WHO’s top infectious disease expert Maria Van Kerkhove has said Omicron still remains “a variant of concern” and that the WHO is tracking Omicron in several sublineages. “The most prominent ones that are detected worldwide are BA.1, BA.1.1 and BA.2. There’s also BA.3 and other sublineages as well,” she said.

To know more about this Omicron sublineage, a study titled ‘Emergence of Omicron third lineage BA.3 and its importance’, and published in the Journal of Medical Virology, was conducted in January. It sheds light on how the global health bodies should be looking at Omicron BA.3.

Also read: ‘There’s also Omicron BA.3’: What WHO says on Covid severity signals in people

What is Omcron BA.3?

After the emergence of Omcron in November 2021 in Botswana, the WHO classified it as the fifth variant of concern. It found that Omicron was also the most mutated variant of SARS-CoV-2 so far, which had now circulated in 150 countries/territories until January 8, 2022. Omicron has three lineages BA.1, BA.2, and BA.3. The study showed that both BA.1 and BA.2 lineages differ in their spike protein but there were no specific mutations for the BA.3 lineage in spike protein, it said, adding that it’s a combination of mutations in BA.1 and BA.2 spike proteins.

When was Omicron BA.3 detected?

All three lineages were first detected at around the same time and from the same place: BA.1 (Botswana), BA.2 (South Africa) and BA.3 (North West South Africa). “Therefore, viruses that develop simultaneously and from the same place have equal chances of spreading worldwide,” the study showed.

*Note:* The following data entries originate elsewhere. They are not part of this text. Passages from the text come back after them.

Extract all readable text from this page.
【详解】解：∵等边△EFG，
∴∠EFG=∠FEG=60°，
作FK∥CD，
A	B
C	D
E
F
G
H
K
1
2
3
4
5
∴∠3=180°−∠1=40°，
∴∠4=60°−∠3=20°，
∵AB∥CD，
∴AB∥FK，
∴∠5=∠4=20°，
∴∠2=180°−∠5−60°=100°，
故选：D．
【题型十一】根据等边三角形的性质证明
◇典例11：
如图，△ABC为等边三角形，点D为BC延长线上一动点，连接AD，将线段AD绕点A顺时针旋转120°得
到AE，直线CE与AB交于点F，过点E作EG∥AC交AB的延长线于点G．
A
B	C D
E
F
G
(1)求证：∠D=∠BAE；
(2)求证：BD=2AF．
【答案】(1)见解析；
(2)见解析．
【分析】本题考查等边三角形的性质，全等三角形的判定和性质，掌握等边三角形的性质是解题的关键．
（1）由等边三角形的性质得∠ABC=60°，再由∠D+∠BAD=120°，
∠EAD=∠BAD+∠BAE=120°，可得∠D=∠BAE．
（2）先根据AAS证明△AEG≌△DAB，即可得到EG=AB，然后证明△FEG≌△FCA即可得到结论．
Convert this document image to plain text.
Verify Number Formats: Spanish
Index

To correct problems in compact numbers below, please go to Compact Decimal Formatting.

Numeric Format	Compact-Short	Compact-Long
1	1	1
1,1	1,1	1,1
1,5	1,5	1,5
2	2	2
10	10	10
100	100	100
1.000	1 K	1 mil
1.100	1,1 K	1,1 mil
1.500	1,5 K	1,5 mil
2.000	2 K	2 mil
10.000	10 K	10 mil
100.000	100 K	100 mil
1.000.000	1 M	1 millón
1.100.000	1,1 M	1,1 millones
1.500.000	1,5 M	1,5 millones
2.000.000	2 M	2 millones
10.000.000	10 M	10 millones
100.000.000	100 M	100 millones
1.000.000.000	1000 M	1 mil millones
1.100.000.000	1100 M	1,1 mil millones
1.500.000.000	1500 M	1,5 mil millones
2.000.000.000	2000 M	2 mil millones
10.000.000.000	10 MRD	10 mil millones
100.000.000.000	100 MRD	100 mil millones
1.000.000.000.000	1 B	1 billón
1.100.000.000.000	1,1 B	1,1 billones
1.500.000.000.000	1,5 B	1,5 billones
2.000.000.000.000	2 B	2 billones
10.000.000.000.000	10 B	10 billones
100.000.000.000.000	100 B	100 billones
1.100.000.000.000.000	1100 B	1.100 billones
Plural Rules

Though all the three lineages have spread worldwide, the rate of spread of these three lineages is different. “Of these three lineages, it is questionable why only BA.1 dominates much more than the other lineages. This is likely due to differences in mutations in the spike protein required for virus transmission and host cell entry,” the study showed.

Also read: Should we worry about Omicron BA.2? WHO explains Japanese lab study

How contagious is BA.3?

The study found that of the 33 mutations in the BA.3 lineage spike protein, 31 mutations are common to BA.1. “BA.3 lineage caused the lowest number of cases in these three lineages. Therefore, it can be speculated that the reason for the BA.3 lineage spreading at very low speeds and causing fewer cases may have been due to the loss of six mutations from BA.1 or obtaining two mutations from BA.2,” the study found.

The study said Omicron has so far been thought to cause mild disease, but “it is also possible to develop some mutations” that can lead to serious illness.